In unanimous rulings, the 11-justice panel “found no legal basis to prevent Knesset member Netanyahu from forming the government”.
However, it added that its decision “should not be construed as diminishing the gravity of the charges faced by against public probity, nor the difficulty posed by the tenure of a prime minister accused of crimes.”
The court added that Netanyahu has the right to presumption of innocence.
Netanyahu, 70, was indicted in January on charges of bribery, fraud and breach of trust. He denies any wrongdoing in all three cases. His trial is set to open on May 24.
Court petitioners, including opposition parties and democracy watchdogs, had argued that the pact shields Netanyahu from legal penalties – in part by giving the prime minister what they saw as undue sway over the outcome of his own corruption trial.
In a joint statement issued on Wednesday night, Netanyahu’s Likud party and Gantz’s Blue and White said they would hold a swearing-in ceremony for their government on May 13, “following the completion of the legislative process this evening”.
The alliance formed last month between the right-wing incumbent and his centrist challenger followed three inconclusive elections in less than a year.
Under the three-year deal, Netanyahu will serve as prime minister for 18 months, with Gantz as his alternate, a new position in Israeli governance.
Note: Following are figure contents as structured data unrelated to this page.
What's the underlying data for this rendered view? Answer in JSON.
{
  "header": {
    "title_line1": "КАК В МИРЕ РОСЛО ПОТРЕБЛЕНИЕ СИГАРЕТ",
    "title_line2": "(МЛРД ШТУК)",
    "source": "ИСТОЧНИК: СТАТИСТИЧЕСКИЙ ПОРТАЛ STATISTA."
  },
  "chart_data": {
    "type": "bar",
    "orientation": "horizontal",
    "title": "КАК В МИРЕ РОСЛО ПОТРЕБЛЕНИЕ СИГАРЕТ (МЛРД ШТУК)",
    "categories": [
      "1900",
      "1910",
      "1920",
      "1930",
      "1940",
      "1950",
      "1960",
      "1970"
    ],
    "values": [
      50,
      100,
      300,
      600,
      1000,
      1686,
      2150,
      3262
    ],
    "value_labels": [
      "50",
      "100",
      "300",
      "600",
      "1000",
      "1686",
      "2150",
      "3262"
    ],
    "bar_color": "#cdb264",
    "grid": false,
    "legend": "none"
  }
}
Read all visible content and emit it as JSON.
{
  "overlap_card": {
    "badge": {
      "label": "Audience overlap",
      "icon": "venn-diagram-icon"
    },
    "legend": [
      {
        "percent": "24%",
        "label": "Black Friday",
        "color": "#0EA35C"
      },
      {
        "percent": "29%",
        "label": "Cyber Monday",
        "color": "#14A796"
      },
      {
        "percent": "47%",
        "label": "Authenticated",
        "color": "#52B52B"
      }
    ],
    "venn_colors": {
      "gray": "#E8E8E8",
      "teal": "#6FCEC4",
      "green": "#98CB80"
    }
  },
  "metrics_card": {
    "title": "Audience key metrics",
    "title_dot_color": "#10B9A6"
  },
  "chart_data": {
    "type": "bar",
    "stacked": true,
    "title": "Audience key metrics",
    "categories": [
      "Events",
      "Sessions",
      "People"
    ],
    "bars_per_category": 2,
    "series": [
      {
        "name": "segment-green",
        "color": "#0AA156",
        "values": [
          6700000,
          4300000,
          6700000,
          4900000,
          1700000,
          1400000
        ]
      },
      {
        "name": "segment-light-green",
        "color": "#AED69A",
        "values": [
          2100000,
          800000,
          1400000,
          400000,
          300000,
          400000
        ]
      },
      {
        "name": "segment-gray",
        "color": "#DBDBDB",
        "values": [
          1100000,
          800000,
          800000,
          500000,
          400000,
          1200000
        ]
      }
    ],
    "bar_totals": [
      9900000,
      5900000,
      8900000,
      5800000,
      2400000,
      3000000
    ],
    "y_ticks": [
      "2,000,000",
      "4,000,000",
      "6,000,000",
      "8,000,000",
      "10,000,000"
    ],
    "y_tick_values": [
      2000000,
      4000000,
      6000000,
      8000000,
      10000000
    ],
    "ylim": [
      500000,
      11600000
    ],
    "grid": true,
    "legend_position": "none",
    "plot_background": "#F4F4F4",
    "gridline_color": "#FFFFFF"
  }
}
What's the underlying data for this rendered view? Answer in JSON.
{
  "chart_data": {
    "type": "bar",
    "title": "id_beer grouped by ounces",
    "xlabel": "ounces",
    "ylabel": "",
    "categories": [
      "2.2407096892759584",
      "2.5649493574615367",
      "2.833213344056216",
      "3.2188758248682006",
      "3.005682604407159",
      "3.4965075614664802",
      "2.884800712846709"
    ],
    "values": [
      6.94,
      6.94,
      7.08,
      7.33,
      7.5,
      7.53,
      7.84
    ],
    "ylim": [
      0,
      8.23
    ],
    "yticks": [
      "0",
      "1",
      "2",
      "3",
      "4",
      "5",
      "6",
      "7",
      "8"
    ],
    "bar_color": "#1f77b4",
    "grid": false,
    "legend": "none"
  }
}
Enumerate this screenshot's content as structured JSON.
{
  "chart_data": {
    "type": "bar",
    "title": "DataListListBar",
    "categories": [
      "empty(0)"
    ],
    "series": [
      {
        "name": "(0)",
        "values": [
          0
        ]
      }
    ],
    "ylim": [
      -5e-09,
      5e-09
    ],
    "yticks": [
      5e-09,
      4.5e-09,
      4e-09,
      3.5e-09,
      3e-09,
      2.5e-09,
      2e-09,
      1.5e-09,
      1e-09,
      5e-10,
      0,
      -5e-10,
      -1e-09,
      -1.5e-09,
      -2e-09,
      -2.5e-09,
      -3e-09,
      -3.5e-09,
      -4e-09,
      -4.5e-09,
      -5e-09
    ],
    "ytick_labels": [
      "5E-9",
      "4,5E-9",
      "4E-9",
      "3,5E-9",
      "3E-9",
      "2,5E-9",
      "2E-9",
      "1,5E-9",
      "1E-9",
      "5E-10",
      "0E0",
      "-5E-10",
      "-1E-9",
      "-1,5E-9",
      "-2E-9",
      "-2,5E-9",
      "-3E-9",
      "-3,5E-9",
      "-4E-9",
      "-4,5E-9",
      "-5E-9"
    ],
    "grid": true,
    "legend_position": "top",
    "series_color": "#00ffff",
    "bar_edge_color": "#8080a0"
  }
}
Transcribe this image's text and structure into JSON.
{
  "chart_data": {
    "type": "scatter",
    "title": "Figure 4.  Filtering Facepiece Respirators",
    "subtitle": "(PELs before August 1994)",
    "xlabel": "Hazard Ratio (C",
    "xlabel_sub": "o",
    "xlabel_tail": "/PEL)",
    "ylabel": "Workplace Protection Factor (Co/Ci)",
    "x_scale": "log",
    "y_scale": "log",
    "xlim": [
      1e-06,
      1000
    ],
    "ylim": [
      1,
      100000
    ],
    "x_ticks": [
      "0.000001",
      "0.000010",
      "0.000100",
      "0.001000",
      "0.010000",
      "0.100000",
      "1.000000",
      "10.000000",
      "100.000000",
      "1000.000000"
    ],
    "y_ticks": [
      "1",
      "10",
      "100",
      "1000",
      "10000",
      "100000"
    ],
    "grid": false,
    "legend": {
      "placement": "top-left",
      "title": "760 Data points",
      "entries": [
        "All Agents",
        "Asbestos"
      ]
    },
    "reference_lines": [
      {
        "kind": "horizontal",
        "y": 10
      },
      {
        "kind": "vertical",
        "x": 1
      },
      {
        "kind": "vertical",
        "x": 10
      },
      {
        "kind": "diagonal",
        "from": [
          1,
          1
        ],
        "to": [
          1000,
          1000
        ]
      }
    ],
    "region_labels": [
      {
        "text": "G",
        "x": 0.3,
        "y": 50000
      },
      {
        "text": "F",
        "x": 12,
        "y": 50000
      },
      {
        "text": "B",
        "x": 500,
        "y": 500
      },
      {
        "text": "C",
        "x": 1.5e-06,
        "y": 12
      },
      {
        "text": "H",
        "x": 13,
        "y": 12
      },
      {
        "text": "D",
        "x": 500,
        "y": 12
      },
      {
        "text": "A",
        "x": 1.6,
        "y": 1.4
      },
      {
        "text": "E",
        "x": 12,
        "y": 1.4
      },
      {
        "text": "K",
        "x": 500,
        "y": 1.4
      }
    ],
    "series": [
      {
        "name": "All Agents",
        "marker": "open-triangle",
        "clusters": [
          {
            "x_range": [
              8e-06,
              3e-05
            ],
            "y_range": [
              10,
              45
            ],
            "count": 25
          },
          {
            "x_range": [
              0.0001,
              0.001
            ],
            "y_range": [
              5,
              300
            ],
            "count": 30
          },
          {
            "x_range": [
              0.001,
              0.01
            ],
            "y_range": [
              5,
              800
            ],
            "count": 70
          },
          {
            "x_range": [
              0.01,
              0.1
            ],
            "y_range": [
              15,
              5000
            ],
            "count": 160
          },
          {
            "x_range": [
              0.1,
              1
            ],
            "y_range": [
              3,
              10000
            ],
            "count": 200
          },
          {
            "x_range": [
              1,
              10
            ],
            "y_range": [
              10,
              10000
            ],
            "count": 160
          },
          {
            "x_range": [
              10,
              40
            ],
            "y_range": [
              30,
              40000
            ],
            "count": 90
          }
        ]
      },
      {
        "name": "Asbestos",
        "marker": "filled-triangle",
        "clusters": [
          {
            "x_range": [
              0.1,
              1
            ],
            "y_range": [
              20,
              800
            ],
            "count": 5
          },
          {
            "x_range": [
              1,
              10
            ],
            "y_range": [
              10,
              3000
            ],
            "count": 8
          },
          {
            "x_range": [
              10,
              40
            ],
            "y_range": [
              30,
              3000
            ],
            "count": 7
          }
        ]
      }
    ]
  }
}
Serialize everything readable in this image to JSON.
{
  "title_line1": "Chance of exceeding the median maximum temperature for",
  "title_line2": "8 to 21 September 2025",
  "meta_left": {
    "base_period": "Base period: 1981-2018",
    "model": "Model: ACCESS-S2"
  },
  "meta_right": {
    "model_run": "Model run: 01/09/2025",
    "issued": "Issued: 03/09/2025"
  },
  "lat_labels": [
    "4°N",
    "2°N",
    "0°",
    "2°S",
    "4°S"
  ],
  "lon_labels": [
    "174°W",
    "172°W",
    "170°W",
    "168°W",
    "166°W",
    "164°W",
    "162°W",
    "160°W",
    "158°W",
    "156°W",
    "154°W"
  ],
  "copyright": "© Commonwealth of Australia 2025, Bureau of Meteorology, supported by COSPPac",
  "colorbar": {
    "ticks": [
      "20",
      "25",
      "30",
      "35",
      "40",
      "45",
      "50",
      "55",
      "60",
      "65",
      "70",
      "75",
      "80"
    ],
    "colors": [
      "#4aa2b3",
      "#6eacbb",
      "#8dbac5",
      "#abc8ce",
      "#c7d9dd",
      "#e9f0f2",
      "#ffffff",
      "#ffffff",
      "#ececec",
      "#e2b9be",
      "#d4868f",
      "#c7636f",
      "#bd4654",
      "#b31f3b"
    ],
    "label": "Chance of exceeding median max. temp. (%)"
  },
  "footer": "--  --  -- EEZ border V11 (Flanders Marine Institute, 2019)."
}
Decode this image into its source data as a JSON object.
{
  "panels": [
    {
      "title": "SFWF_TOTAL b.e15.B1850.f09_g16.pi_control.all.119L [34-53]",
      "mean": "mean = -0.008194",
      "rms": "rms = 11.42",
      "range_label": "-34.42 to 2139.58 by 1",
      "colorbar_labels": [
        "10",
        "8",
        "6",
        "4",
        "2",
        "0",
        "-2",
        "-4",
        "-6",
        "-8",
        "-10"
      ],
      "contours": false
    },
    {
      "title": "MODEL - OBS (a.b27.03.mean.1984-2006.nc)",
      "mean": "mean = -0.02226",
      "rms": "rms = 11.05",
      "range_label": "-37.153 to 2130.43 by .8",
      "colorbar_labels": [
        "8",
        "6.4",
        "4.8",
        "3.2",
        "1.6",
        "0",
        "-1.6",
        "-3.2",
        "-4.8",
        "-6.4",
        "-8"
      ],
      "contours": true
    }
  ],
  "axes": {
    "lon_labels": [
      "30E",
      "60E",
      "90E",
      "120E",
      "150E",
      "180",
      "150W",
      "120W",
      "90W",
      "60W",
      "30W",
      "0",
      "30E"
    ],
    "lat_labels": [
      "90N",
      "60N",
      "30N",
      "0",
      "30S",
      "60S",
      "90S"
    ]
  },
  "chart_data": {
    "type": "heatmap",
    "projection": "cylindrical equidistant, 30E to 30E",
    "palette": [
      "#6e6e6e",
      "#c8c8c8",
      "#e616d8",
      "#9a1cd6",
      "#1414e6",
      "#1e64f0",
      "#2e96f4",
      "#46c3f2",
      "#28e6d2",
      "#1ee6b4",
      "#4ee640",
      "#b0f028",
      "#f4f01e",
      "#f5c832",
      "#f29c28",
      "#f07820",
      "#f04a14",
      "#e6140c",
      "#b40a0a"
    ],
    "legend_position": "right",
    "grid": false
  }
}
They will swap roles midway through the deal, with cabinet positions split between Netanyahu’s Likud party and Gantz’s Blue and White alliance, as well as their respective allies.
Legislators began voting on various bills on Wednesday to enact the coalition deal, with individual votes scheduled on each of the roughly 1,000 amendments proposed by the deal’s opponents. A definitive outcome is not expected until Thursday.
The coalition appears to have the 61 votes needed in the 120-seat parliament for approval.